Mir fiel die unselige Autofahrt ein, bei der Thomas sich den Kopf am Fenster blutig geschlagen hatte. Ich erzählte ihr diese Episode und fragte, ob sie davon gehört hätte.

»Ich weiß Bescheid«, sagte sie, also konnte es das nicht sein.

»Es ist wirklich ein Glück, dass Thomas so große Stücke auf Sie hält. Er hat mir mal Illustrationen von Ihnen gezeigt, die er aus Zeitschriften ausgeschnitten hatte.«

»Das ist mir neu.«

»Ich glaube, er hat Sie immer um Ihr Talent beneidet, darum, dass Sie imstande sind, ein Bild, das Sie im Kopf haben, zu Papier zu bringen.«

»Nicht viel anders als er mit seinen Landkarten«, sagte ich.

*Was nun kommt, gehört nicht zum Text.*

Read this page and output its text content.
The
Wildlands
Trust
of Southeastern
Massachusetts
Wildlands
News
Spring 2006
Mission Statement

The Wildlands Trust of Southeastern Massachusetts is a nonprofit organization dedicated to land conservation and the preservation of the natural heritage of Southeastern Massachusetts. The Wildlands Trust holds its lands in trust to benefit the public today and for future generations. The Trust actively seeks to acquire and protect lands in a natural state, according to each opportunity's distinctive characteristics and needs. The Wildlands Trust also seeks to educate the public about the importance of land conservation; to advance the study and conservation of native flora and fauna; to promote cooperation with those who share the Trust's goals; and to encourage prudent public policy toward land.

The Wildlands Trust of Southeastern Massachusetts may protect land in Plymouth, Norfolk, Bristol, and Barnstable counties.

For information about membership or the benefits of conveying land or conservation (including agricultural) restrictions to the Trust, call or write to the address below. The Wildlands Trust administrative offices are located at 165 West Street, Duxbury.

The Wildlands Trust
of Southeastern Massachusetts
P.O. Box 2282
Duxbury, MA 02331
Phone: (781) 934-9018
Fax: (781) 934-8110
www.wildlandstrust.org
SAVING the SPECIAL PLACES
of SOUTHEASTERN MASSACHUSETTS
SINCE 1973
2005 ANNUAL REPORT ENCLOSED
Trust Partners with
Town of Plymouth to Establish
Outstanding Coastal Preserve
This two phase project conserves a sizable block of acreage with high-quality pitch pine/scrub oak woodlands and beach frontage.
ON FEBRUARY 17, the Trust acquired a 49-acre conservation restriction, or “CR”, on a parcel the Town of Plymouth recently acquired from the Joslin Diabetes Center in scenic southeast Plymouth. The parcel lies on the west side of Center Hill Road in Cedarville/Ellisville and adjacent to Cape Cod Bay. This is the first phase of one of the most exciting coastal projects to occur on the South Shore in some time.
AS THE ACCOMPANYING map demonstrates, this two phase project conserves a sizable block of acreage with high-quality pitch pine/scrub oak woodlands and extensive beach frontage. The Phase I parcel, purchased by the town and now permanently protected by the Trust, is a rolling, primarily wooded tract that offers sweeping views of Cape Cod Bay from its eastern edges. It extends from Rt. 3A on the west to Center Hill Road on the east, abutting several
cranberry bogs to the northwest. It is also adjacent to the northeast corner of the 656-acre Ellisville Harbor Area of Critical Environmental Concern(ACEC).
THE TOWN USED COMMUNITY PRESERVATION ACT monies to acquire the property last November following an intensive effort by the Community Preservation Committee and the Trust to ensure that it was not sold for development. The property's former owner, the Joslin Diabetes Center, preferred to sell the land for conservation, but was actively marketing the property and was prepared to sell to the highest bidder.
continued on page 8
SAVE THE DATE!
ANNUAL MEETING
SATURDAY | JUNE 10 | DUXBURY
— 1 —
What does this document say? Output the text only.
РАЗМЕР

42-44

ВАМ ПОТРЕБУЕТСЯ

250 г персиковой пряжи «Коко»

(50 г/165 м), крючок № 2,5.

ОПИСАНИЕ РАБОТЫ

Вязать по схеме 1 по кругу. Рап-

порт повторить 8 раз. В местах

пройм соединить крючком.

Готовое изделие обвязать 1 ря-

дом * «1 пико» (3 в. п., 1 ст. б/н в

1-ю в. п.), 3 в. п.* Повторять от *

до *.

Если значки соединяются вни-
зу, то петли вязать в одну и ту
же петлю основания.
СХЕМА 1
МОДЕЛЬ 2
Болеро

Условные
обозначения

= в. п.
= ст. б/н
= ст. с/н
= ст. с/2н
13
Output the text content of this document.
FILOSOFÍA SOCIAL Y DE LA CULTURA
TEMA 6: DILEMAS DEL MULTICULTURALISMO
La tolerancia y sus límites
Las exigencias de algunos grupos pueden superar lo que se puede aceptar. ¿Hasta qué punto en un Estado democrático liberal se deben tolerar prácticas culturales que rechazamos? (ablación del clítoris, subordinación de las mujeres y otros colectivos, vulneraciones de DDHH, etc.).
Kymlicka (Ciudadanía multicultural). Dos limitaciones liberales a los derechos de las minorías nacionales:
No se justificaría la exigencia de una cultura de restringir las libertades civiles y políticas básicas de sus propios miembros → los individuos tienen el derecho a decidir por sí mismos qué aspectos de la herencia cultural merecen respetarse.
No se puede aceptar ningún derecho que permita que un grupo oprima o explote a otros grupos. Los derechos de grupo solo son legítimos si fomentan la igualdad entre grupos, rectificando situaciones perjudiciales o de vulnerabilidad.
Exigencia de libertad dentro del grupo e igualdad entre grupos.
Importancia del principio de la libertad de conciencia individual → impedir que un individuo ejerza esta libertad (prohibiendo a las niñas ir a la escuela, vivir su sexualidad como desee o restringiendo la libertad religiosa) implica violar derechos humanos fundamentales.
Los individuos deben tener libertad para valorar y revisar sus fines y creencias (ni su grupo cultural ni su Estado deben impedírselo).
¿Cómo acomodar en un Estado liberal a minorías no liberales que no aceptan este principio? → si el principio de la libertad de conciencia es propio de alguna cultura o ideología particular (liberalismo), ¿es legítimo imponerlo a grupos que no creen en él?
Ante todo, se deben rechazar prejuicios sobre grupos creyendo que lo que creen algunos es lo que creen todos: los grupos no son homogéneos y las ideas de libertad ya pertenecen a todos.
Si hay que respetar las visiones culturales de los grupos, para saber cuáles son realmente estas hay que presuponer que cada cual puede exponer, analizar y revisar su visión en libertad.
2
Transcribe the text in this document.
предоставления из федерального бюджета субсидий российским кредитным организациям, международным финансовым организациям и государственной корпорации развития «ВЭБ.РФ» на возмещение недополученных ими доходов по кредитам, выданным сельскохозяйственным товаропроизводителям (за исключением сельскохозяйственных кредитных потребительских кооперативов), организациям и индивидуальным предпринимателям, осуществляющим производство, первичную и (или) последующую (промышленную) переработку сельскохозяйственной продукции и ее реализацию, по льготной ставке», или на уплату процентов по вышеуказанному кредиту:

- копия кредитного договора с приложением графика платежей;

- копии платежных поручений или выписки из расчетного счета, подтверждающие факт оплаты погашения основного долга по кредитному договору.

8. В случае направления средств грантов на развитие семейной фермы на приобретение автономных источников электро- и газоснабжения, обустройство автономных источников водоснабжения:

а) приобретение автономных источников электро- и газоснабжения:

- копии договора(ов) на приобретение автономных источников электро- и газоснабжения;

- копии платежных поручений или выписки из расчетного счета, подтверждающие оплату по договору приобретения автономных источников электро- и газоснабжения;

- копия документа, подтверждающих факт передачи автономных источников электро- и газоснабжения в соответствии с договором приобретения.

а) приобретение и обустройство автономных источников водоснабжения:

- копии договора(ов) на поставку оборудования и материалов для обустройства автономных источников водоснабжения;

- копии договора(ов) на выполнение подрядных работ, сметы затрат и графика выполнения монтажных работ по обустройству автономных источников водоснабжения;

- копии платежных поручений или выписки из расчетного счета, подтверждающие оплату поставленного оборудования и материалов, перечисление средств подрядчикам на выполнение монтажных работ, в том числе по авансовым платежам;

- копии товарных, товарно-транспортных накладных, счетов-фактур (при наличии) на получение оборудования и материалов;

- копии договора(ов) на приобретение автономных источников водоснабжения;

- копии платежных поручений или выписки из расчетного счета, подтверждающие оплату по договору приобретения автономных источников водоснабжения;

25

»Sie haben ähnliche Begabungen, die sich jedoch auf verschiedene Art manifestieren.«

»Haben Sie auch mit meinem Vater gesprochen, wenn er Thomas herbrachte?«

»Ja.«

»Was für einen Eindruck hat er auf Sie gemacht?«

»Worauf wollen Sie hinaus?«

»Ich weiß es nicht genau. Bei meinem Gespräch mit Harry Peyton, dem Anwalt, der sich um den Nachlass kümmert und auch mit meinem Vater befreundet war, kam mir in den Sinn, dass Dad möglicherweise depressiv war.«

»Ob er eine klinische Depression hatte, dazu kann ich nichts sagen«, meinte die Ärztin. »Er war nie mein Patient. Aber er wirkte … matt. Ich glaube, sich allein um Ihren Bruder kümmern zu müssen, war eine schwere Belastung für ihn.«

»Er hatte eine Unfallklausel in seiner Lebensversicherung«, sagte ich. »Mit der Prämie daraus und noch einigem anderen wäre Thomas eine Zeitlang versorgt.«

Dr. Grigorins grüne Augen durchbohrten mich mit ihrem Blick. »Wollen Sie irgendwas andeuten, Ray?«

Ich schüttelte nur den Kopf. »Keine Ahnung.« Ich winkte ab. »Schwamm drüber.«

»Und Sie?«, fragte sie mich. »Wie fühlen Sie sich?«

»Ich?« Die Frage kam überraschend. »Ich kann nicht klagen.«

Unsere Zeit war um. Ich stand auf. »Ach ja«, sagte sie, »das hätte ich beinahe vergessen. Ich soll Ihnen etwas gegen Ihr herrisches Wesen geben.«

Sie griff in ihre Schreibtischschublade und holte einen milchigen Plastikbehälter heraus. Darin befanden sich überdimensionale Pillen in verschiedenen leuchtenden Farben.

»Was ist das?«, fragte ich, als sie sie mir in die Hand drückte.